Hardware wallet manufacturer Trezor drew criticism after it announced Bitcoin Cash (BCH) holders hoping to receive an airdrop with the hard fork expected for Nov. 15 will have to transfer their coins elsewhere.

In a Nov. 5 announcement, Trezor’s parent company SatoshiLabs asserted it will wait for the community to determine which Bitcoin Cash implementation will dominate the network moving forward:

“SatoshiLabs will not be participating in the fork until a decision is made by the community. If you wish to take part in the fork, you should transfer your BCH balance to another wallet which is supporting the coin split, to make sure you receive any coins resulting from the hard fork.”

Once the fork has taken place, SatoshiLabs will “monitor whether the forked chain has sufficient support to justify supporting it,” and will support whichever implementation secures majority support from the community.

SatoshiLabs will also assess whether the minority chain has “sufficient support to justify supporting it.”

Bitcoin Cash is set to split in two with its next scheduled upgrade on Nov. 15. Internal tensions flared in August when Amaury Sechet, the lead developer of Bitcoin ABC — the historically dominant implementation of Bitcoin Cash — published an update that would introduce a new “coinbase rule,” diverting 8% of block reward to a development fund in his control.

The conflict sparked the rival implementation, Bitcoin Cash Node (BCHN), which has since secured support from more than 75% of BCH miners.

Bitcoin ABC’s implementation is controversial, as it includes an 8% “tax” on all block rewards going to a wallet controlled by Sechet.

Trezor’s decision not to support coin-splitting during the fork means that users who hold Bitcoin Cash in their hard wallet will need to move them to an exchange or some other wallet in order to get their BCHN coins in the fork.

The move left many Trezor users perplexed, with Twitter user John Moriarty saying he was “very disappointed”:

“The vast majority of the BCH ecosystem has rejected the IFP being introduced by ABC ... You’ll have to explain why people’s coins suddenly dropped in value by over 90%, and then deal with switching chains after the fact.”

Moriarty’s thread was praised on Reddit’s /r/BTC subreddit, with user u/AD1AD calling it “Pretty embarrassingly unprofessional behavior” and calling the company’s statement misleading. Other users were also unhappy with the move:

In the last seven days, only 1% of all BCH blocks signaled support for Bitcoin ABC, meaning the hash power supporting ABC’s proposition has been quite small. Bitcoin Cash Node (BCHN) has received backing from miners since its inception, with 75.3% of blocks mined currently signaling for its support.

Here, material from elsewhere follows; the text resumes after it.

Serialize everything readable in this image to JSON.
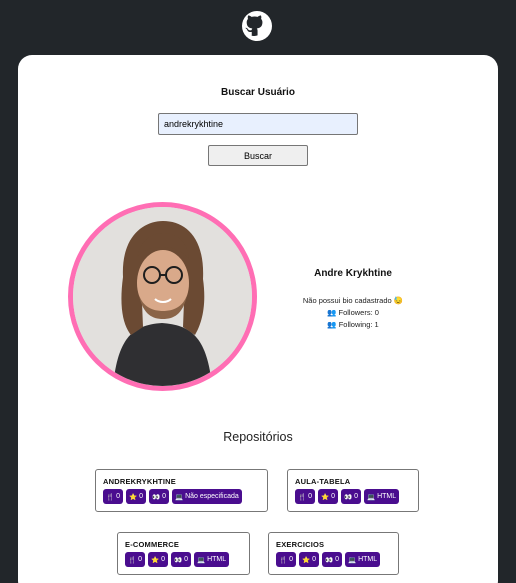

The fork’s Nov. 15 date also signifies the two-year anniversary of the Bitcoin Cash split with Bitcoin SV (BSV) that occurred during the last Bitcoin Cash hard fork — an example where both chains of the fork managed to survive after going down irreconcilable paths. Last month, the price of BCH hit fresh lows against BTC, with the upcoming fork unlikely to improve morale among an already fractured community.